Pechino soffre il piano di contenimento lungo le catene insulari del Pacifico. Ecco cosa c’è dietro alla rissa pubblica alle Fiji tra cinesi e taiwanesi
Giovedì 8 ottobre al Grand Pacific Hotel di Suva, capitale delle Isole Fiji, c’è stata una rissa tra diplomatici cinesi e membri della rappresentanza di Taiwan. Nella hall dell’albergo l’ufficio per il Commercio di Taipei (rappresentanza permanete nell’arcipelago) aveva organizzato un ricevimento per il Double Ten Day (festa nazionale della Repubblica di Cina), ossia la commemorazione dell’inizio della rivolta di Wuchang del 10 ottobre 1911 (il 10-10 o doppio dieci), che portò alla fine della dinastia imperiale Qing e all’istituzione della Repubblica di Cina il 1 ° gennaio 1912.

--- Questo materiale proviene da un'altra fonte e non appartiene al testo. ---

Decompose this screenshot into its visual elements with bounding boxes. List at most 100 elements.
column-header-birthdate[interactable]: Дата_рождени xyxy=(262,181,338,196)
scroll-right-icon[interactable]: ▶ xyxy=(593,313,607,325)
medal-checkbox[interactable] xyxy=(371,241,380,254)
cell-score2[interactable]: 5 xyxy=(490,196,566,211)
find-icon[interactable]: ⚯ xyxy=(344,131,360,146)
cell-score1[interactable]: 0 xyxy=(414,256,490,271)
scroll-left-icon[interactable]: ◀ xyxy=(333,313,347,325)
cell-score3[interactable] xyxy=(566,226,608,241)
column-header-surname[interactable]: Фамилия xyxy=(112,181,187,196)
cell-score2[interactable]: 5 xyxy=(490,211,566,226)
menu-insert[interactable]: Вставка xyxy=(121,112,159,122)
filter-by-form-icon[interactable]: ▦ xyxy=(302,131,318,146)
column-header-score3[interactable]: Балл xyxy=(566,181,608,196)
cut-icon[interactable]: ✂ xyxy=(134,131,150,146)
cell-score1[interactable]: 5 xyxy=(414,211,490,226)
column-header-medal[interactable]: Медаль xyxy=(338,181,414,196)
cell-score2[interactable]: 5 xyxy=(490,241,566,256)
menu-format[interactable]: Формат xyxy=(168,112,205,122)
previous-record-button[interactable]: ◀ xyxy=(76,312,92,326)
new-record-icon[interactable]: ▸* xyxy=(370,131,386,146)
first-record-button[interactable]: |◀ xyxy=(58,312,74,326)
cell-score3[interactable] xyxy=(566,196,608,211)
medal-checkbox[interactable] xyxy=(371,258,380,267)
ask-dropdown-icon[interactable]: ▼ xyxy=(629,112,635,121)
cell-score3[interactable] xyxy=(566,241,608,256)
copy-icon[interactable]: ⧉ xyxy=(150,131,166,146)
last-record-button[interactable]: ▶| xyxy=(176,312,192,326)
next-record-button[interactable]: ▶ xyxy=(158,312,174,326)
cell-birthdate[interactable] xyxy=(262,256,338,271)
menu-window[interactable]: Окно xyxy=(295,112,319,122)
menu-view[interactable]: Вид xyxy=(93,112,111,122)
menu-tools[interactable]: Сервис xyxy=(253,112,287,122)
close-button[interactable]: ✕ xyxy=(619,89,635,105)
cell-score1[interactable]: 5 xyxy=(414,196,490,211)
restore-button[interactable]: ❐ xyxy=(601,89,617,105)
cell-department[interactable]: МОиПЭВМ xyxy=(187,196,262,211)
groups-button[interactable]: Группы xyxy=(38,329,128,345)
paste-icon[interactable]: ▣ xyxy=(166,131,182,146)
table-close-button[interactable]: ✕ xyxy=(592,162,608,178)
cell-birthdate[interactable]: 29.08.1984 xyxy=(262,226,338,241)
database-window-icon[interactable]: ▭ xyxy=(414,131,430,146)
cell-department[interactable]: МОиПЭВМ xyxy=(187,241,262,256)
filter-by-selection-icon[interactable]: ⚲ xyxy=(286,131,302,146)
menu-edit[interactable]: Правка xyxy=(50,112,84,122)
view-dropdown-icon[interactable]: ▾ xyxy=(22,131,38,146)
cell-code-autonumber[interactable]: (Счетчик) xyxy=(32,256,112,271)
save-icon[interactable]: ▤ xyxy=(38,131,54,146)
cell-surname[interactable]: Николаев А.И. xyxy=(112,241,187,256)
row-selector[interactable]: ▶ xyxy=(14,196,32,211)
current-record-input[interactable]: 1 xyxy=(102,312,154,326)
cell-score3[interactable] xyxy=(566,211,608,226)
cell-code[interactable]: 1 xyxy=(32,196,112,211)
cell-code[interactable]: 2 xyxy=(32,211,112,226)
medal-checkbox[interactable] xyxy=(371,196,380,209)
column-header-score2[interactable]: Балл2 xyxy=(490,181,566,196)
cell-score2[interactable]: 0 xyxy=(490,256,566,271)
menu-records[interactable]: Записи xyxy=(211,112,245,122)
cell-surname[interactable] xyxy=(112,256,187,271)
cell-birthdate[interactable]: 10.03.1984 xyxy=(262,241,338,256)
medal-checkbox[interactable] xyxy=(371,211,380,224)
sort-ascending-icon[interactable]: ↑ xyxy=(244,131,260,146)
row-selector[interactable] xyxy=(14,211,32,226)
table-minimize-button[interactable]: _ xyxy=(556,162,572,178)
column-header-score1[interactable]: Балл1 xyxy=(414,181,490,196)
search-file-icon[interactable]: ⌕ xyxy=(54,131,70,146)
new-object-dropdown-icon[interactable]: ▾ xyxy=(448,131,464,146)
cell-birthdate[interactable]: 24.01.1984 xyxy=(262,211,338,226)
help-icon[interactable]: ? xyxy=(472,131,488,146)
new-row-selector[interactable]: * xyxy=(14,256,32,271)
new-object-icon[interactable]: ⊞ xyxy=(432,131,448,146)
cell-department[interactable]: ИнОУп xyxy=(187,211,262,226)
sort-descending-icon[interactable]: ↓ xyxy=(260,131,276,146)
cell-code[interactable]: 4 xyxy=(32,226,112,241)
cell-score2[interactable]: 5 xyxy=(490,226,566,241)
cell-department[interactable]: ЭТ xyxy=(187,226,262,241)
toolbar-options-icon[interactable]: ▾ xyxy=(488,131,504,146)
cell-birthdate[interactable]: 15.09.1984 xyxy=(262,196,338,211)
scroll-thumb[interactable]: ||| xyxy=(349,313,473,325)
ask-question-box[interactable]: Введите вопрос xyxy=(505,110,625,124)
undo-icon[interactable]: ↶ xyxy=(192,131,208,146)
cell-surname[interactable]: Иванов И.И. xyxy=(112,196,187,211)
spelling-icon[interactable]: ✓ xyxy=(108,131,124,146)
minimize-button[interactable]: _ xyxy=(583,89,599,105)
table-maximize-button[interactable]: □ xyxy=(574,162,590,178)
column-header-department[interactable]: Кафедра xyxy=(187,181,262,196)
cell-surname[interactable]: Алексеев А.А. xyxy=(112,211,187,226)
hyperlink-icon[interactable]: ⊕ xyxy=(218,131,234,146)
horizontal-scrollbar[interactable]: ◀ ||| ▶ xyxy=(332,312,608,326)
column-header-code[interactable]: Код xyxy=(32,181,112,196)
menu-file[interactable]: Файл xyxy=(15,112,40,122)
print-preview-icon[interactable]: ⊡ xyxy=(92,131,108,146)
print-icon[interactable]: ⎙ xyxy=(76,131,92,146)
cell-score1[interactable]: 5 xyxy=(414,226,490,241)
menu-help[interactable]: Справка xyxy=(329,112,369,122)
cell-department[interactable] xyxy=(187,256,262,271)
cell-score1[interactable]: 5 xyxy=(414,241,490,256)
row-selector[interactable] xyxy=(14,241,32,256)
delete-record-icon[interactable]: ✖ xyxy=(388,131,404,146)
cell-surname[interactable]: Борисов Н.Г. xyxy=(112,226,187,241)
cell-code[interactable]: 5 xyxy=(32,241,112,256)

Due cinesi, apparentemente appartenenti al personale diplomatico dell’ambasciata nelle Fiji (potenzialmente addetti allo spionaggio), si sono imbucati alla festa e hanno iniziato a fotografare di nascosto gli ospiti. Il personale di Taiwan ha reagito a quella evidente raccolta di informazioni sugli invitati cercando di allontanare i due: ne è nata una colluttazione, con un taiwanese finito all’ospedale con una ferita alla testa. Pechino, attraverso il ministero degli Esteri, dichiara l’opposto: dice che a essere ferito è stato un cinese, aggredito dagli altri – ma del taiwanese ci sono i certificati di ricovero. Indipendente da come è andata la rissa (si danno e si prendono in certi casi) la vicenda è rappresentativa di come le dinamiche nel Pacifico, e tra le isole del Pacifico, stiano diventando più tese.
Come la storia paradigmatica della Nuova Caledonia, il referendum indipendentista fallito per paura di scalpellare verso la Cina, anche questa dalle Fiji racconta di come il Partito/Stato senta la necessità di menare i propri interessi in una regione in cui muove la sfera di influenza ma sente le pressioni dei rivali. E Taiwan – che per il Dragone è una provincia ribelle da riannettere anche con la forza – ne è chiaramente parte di quei rivali, che stanno costruendo all’interno del Pacifico una cortina di contenimento anche sfruttando l’appoggio logistico-geopolitico dei Paesi-arcipelaghi. Un piano su cui è evidente lo zampino americano, che sfrutta il contesto come asset per il confronto strategico con la Cina. Pechino, stante alle dichiarazioni, porta la questione sul riconoscimento di Taiwan: sostiene infatti che le Fiji concordano su “una sola Cina”, ossia non riconoscono la repubblica taiwanese e sottolinea che di fatto non esiste personale diplomatico di Taipei. Un punto, questo sul riconoscimento di Taiwan, attraverso cui il Partito/Stato ha riagganciato recentemente le relazioni con le Isole Salomone e con Kiribati (dove lo spostamento pro-Cina sta facendo perdere consensi al presidente). Di fatto Taiwan è invece parte di un confronto ben più ampio: la riapertura di quelle relazioni serve infatti come mossa per depressurizzare il contenimento nell’Indo-Pacifico subito da Pechino, mentre le ambasciate seguono una linea sempre più aggressiva dettata dal Partito.